Consumption growth in emerging markets: Wilmar’s presence in China makes it more than a pure plantation stock. Its high-volume oilseeds and grains business caters to rising soybean meal demand in China. We estimate soybean meal consumption in China to rise by 6% Y/Y next year. Wilmar’s consumer pack oils remain leading brands in China, Indonesia, and India. We believe this business is comparable to branded China consumer names trading at c.18x FY10E P/E.
Favorable CPO price outlook: Increasing signs of an El Nino return put CPO production at risk.
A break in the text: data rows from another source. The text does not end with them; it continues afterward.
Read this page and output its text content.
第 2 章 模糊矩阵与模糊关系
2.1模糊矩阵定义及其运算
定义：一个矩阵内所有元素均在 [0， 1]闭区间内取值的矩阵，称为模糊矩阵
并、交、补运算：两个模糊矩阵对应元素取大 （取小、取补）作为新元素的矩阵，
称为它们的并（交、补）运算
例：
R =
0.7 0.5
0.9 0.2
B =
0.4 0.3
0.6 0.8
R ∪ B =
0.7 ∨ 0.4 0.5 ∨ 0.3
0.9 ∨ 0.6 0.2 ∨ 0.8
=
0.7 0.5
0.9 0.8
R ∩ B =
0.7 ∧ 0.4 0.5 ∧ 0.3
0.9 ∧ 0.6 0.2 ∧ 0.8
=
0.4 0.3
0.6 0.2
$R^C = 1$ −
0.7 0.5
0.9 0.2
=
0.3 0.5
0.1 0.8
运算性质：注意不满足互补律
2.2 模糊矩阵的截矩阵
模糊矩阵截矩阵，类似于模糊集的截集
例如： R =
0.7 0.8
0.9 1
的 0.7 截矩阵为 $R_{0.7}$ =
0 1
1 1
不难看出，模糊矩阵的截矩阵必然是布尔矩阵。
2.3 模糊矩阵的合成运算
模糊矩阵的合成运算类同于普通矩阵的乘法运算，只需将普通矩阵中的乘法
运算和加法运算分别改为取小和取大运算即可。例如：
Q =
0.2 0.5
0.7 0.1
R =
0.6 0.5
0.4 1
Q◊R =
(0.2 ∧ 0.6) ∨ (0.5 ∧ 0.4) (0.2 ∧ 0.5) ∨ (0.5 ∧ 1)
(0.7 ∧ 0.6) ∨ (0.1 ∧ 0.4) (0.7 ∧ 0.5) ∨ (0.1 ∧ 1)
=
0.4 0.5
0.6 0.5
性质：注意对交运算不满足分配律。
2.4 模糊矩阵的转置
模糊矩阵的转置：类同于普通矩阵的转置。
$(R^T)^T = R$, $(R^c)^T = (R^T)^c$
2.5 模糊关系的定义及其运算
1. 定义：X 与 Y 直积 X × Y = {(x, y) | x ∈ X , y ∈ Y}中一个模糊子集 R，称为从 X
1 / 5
The stock-usage ratio is expected to reach 13.7% by Sep-09—the lowest since Sep-03. Furthermore, tight soybean supply from crop losses in South America provides price support.
Valuation, PT and risks: Our Jun-10 PT is based on sum-of-the-parts. We value Wilmar’s core business on a two-stage DCF (WACC of 7.5% and growth rate of 2.5%), and add 24 cents from the potential Chinese business listing. Our PT equates to 14.7x FY10E P/E. A key downside risk to our PT is a higher-than-expected output depressing CPO prices, while we see an upside risk from a possible higher valuation multiple than the 18x FY10E P/E which we have assigned to the China business.